Other criticism of Good Girls has focused on how Freeman compares the self-imposed starvation of adolescent teenage girls with the rise of gender dysphoria in adolescent females. It’s a comparison that has been denounced as “vile” (so much for combatting mental health stigma — turns out there’s nothing worse than having nice, normal puberty dodgers compared to crazy anorexic ones). Here, as in the yearning for tidy recovery narratives, we are not supposed to view the adolescent in flight from the body as a human being, existing within a specific but also changing social context. You’re just there, an object, fixed — either to be approved of (as is the case when breasts are surgically removed), or condemned (as in the case of their being starved away). The negotiation of discomfort, as much as its inevitability, cannot be permitted. If critics of Good Girls want to claim neither anorexia nor gender dysphoria are political, they are doing a good job of demonstrating the opposite.

I’m conscious that in acknowledging my own discomfort with the body, I potentially discredit myself.
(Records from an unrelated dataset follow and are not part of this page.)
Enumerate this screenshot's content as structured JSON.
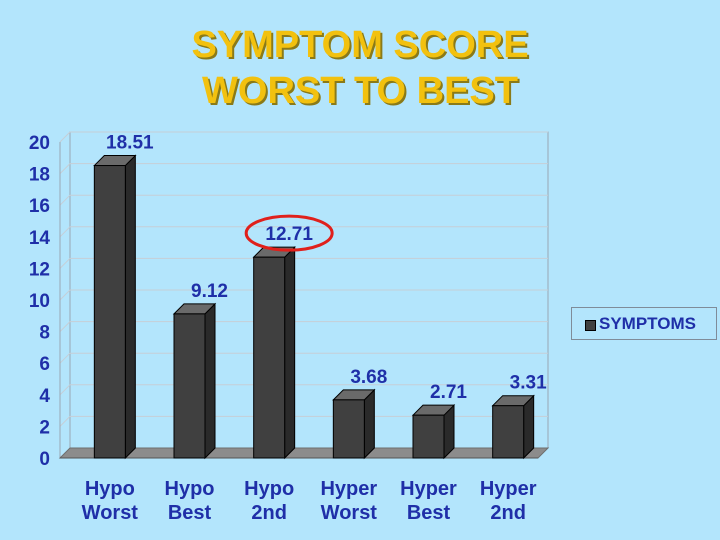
{
  "title_lines": [
    "SYMPTOM SCORE",
    "WORST TO BEST"
  ],
  "colors": {
    "background": "#b3e5fc",
    "title": "#f2c10f",
    "bar": "#404040",
    "text": "#1f2fa8",
    "highlight": "#e0201b"
  },
  "chart_data": {
    "type": "bar",
    "title": "SYMPTOM SCORE WORST TO BEST",
    "categories": [
      [
        "Hypo",
        "Worst"
      ],
      [
        "Hypo",
        "Best"
      ],
      [
        "Hypo",
        "2nd"
      ],
      [
        "Hyper",
        "Worst"
      ],
      [
        "Hyper",
        "Best"
      ],
      [
        "Hyper",
        "2nd"
      ]
    ],
    "series": [
      {
        "name": "SYMPTOMS",
        "values": [
          18.51,
          9.12,
          12.71,
          3.68,
          2.71,
          3.31
        ]
      }
    ],
    "data_labels": [
      "18.51",
      "9.12",
      "12.71",
      "3.68",
      "2.71",
      "3.31"
    ],
    "y_ticks": [
      "0",
      "2",
      "4",
      "6",
      "8",
      "10",
      "12",
      "14",
      "16",
      "18",
      "20"
    ],
    "ylim": [
      0,
      20
    ],
    "grid": true,
    "legend": "right",
    "highlighted_category_index": 2
  }
}
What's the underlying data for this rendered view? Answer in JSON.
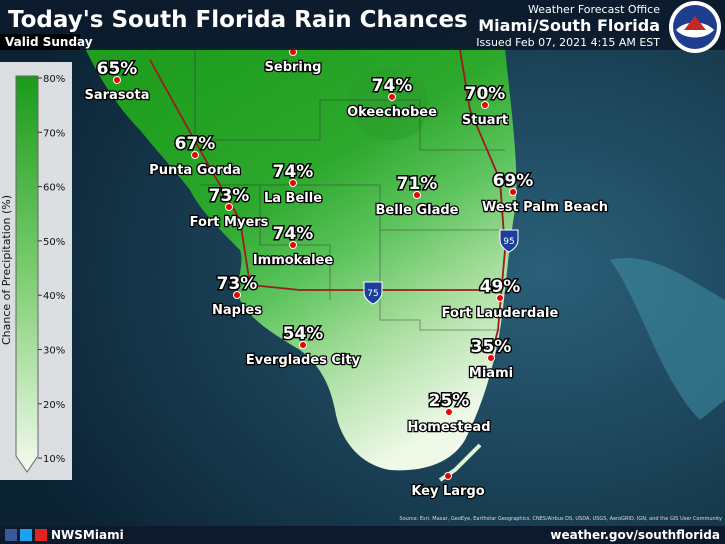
{
  "header": {
    "title": "Today's South Florida Rain Chances",
    "subtitle": "Valid Sunday",
    "office": "Weather Forecast Office",
    "office_area": "Miami/South Florida",
    "issued": "Issued Feb 07, 2021 4:15 AM EST"
  },
  "legend": {
    "title": "Chance of Precipitation (%)",
    "ticks": [
      "80%",
      "70%",
      "60%",
      "50%",
      "40%",
      "30%",
      "20%",
      "10%"
    ]
  },
  "cities": [
    {
      "name": "Sarasota",
      "chance": "65%"
    },
    {
      "name": "Sebring"
    },
    {
      "name": "Okeechobee",
      "chance": "74%"
    },
    {
      "name": "Stuart",
      "chance": "70%"
    },
    {
      "name": "Punta Gorda",
      "chance": "67%"
    },
    {
      "name": "La Belle",
      "chance": "74%"
    },
    {
      "name": "Fort Myers",
      "chance": "73%"
    },
    {
      "name": "Belle Glade",
      "chance": "71%"
    },
    {
      "name": "West Palm Beach",
      "chance": "69%"
    },
    {
      "name": "Immokalee",
      "chance": "74%"
    },
    {
      "name": "Naples",
      "chance": "73%"
    },
    {
      "name": "Fort Lauderdale",
      "chance": "49%"
    },
    {
      "name": "Everglades City",
      "chance": "54%"
    },
    {
      "name": "Miami",
      "chance": "35%"
    },
    {
      "name": "Homestead",
      "chance": "25%"
    },
    {
      "name": "Key Largo"
    }
  ],
  "highways": [
    "95",
    "75"
  ],
  "footer": {
    "social": "NWSMiami",
    "url": "weather.gov/southflorida",
    "source": "Source: Esri, Maxar, GeoEye, Earthstar Geographics, CNES/Airbus DS, USDA, USGS, AeroGRID, IGN, and the GIS User Community"
  }
}
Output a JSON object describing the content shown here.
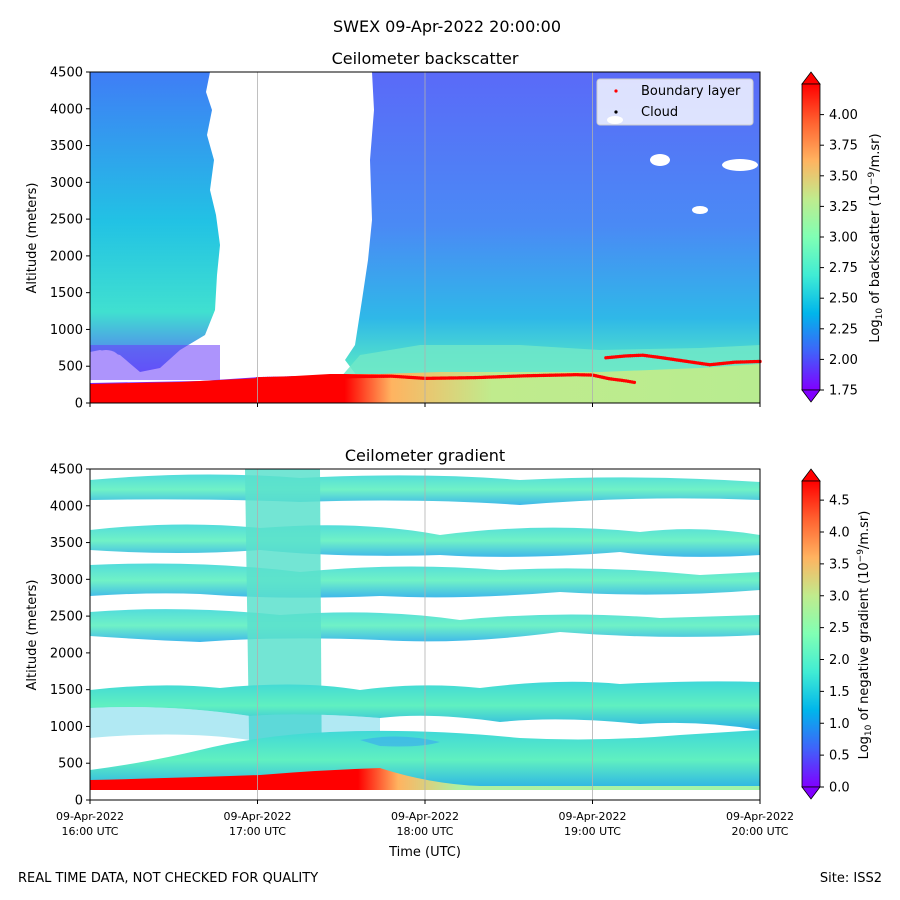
{
  "figure": {
    "suptitle": "SWEX 09-Apr-2022 20:00:00",
    "footer_left": "REAL TIME DATA, NOT CHECKED FOR QUALITY",
    "footer_right": "Site: ISS2"
  },
  "colors": {
    "colormap": [
      "#8000ff",
      "#4062fa",
      "#00b5eb",
      "#40ecd4",
      "#80ffb4",
      "#c0eb8d",
      "#ffb360",
      "#ff6230",
      "#ff0000"
    ],
    "boundary_layer": "#ff0000",
    "cloud": "#000000",
    "grid": "#b0b0b0"
  },
  "chart_data": [
    {
      "type": "heatmap",
      "title": "Ceilometer backscatter",
      "ylabel": "Altitude (meters)",
      "xlabel": "",
      "ylim": [
        0,
        4500
      ],
      "yticks": [
        0,
        500,
        1000,
        1500,
        2000,
        2500,
        3000,
        3500,
        4000,
        4500
      ],
      "xlim": [
        "09-Apr-2022 16:00 UTC",
        "09-Apr-2022 20:00 UTC"
      ],
      "grid": "x",
      "legend": {
        "placement": "upper right",
        "entries": [
          {
            "label": "Boundary layer",
            "color": "#ff0000"
          },
          {
            "label": "Cloud",
            "color": "#000000"
          }
        ]
      },
      "colorbar": {
        "label": "Log10 of backscatter (10^-9/m.sr)",
        "vmin": 1.75,
        "vmax": 4.25,
        "ticks": [
          "4.00",
          "3.75",
          "3.50",
          "3.25",
          "3.00",
          "2.75",
          "2.50",
          "2.25",
          "2.00",
          "1.75"
        ],
        "tick_values": [
          4.0,
          3.75,
          3.5,
          3.25,
          3.0,
          2.75,
          2.5,
          2.25,
          2.0,
          1.75
        ]
      },
      "series": [
        {
          "name": "Boundary layer",
          "points": [
            [
              17.0,
              330
            ],
            [
              17.3,
              345
            ],
            [
              17.6,
              360
            ],
            [
              17.8,
              365
            ],
            [
              18.0,
              335
            ],
            [
              18.3,
              345
            ],
            [
              18.6,
              370
            ],
            [
              18.9,
              385
            ],
            [
              19.0,
              380
            ],
            [
              19.1,
              330
            ],
            [
              19.2,
              300
            ],
            [
              19.25,
              280
            ],
            [
              19.08,
              615
            ],
            [
              19.2,
              640
            ],
            [
              19.3,
              650
            ],
            [
              19.4,
              620
            ],
            [
              19.55,
              570
            ],
            [
              19.7,
              520
            ],
            [
              19.85,
              555
            ],
            [
              20.0,
              565
            ]
          ]
        }
      ]
    },
    {
      "type": "heatmap",
      "title": "Ceilometer gradient",
      "ylabel": "Altitude (meters)",
      "xlabel": "Time (UTC)",
      "ylim": [
        0,
        4500
      ],
      "yticks": [
        0,
        500,
        1000,
        1500,
        2000,
        2500,
        3000,
        3500,
        4000,
        4500
      ],
      "xticks": [
        {
          "date": "09-Apr-2022",
          "time": "16:00 UTC"
        },
        {
          "date": "09-Apr-2022",
          "time": "17:00 UTC"
        },
        {
          "date": "09-Apr-2022",
          "time": "18:00 UTC"
        },
        {
          "date": "09-Apr-2022",
          "time": "19:00 UTC"
        },
        {
          "date": "09-Apr-2022",
          "time": "20:00 UTC"
        }
      ],
      "grid": "x",
      "colorbar": {
        "label": "Log10 of negative gradient (10^-9/m.sr)",
        "vmin": 0.0,
        "vmax": 4.8,
        "ticks": [
          "4.5",
          "4.0",
          "3.5",
          "3.0",
          "2.5",
          "2.0",
          "1.5",
          "1.0",
          "0.5",
          "0.0"
        ],
        "tick_values": [
          4.5,
          4.0,
          3.5,
          3.0,
          2.5,
          2.0,
          1.5,
          1.0,
          0.5,
          0.0
        ]
      }
    }
  ]
}
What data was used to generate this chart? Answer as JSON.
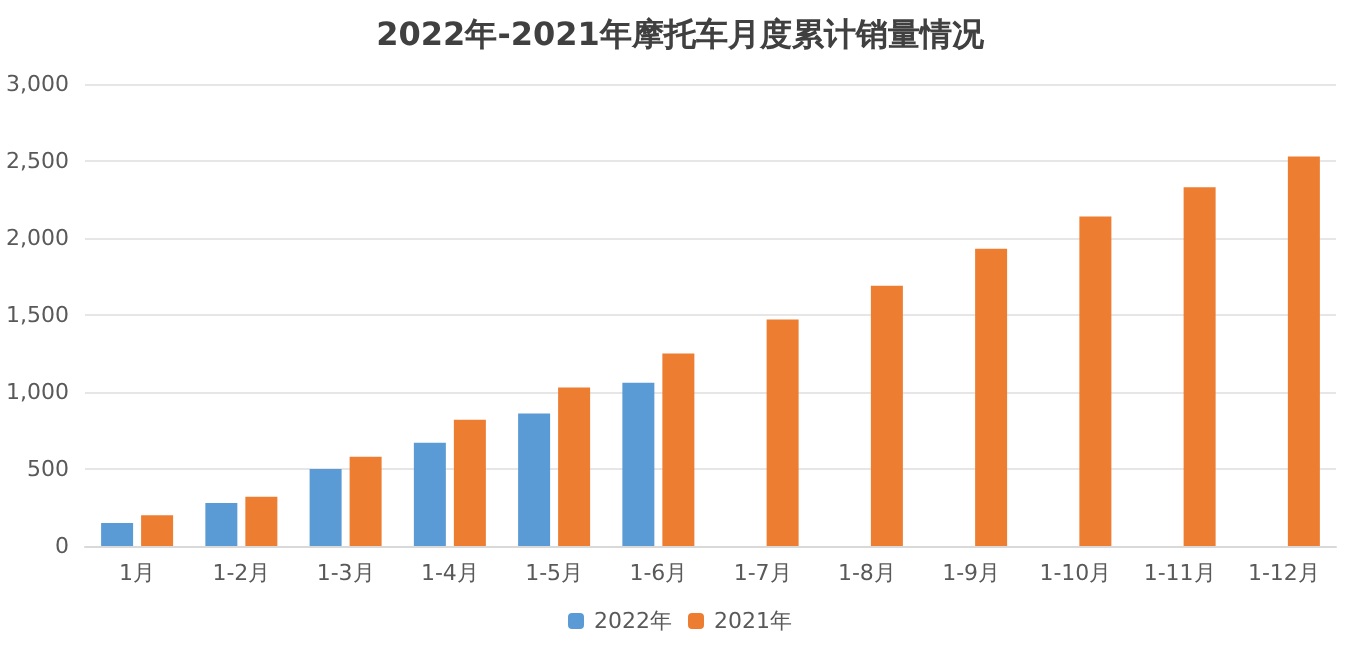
{
  "chart_data": {
    "type": "bar",
    "title": "2022年-2021年摩托车月度累计销量情况",
    "categories": [
      "1月",
      "1-2月",
      "1-3月",
      "1-4月",
      "1-5月",
      "1-6月",
      "1-7月",
      "1-8月",
      "1-9月",
      "1-10月",
      "1-11月",
      "1-12月"
    ],
    "series": [
      {
        "name": "2022年",
        "color": "#5b9bd5",
        "values": [
          150,
          280,
          500,
          670,
          860,
          1060,
          null,
          null,
          null,
          null,
          null,
          null
        ]
      },
      {
        "name": "2021年",
        "color": "#ed7d31",
        "values": [
          200,
          320,
          580,
          820,
          1030,
          1250,
          1470,
          1690,
          1930,
          2140,
          2330,
          2530
        ]
      }
    ],
    "ylim": [
      0,
      3000
    ],
    "yticks": [
      0,
      500,
      {
        "value": 1000,
        "label": "1,000"
      },
      {
        "value": 1500,
        "label": "1,500"
      },
      {
        "value": 2000,
        "label": "2,000"
      },
      {
        "value": 2500,
        "label": "2,500"
      },
      {
        "value": 3000,
        "label": "3,000"
      }
    ],
    "grid": "y",
    "legend": "bottom"
  }
}
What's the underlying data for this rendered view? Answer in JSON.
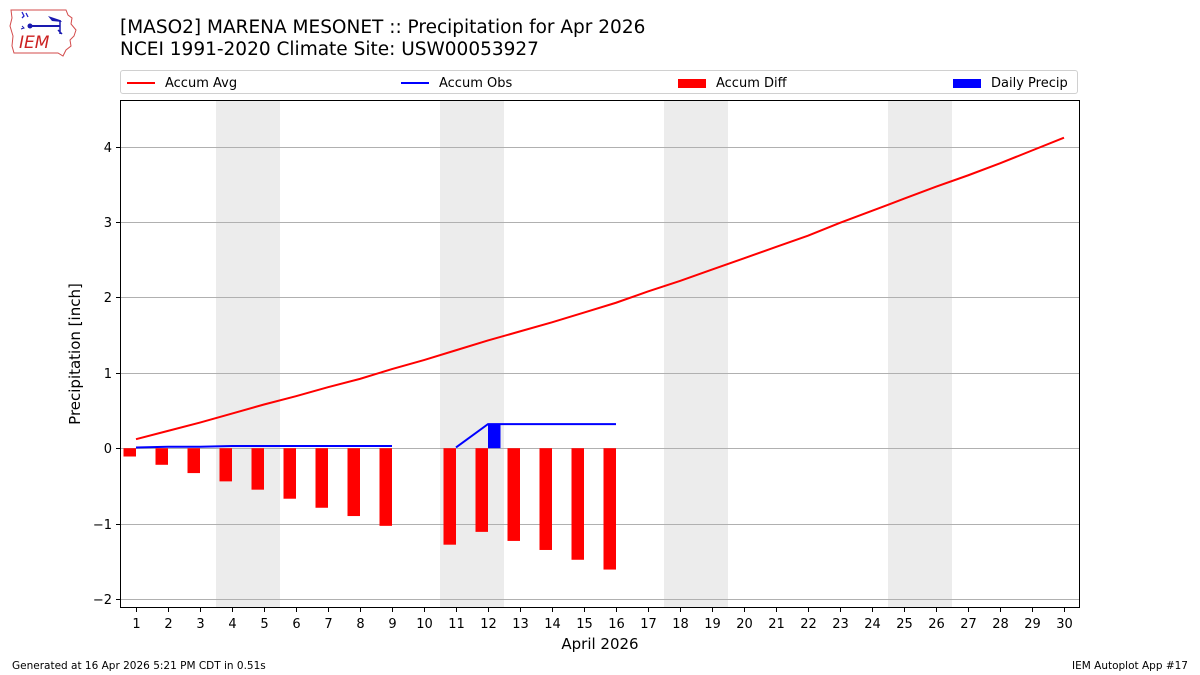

Yet the binary models desired by so many — sickness/wellness, or wrong body/right body — seem to me precisely what keep so many people stuck in one place, unable to accept the uncertainty of a body that moves through time. 

I know my desire to memorialise a past body as a more authentic representation of myself is irrational. I also think feelings such as this are part of being human. They could be better, but I’d mistrust anyone who claims they can be tidied away.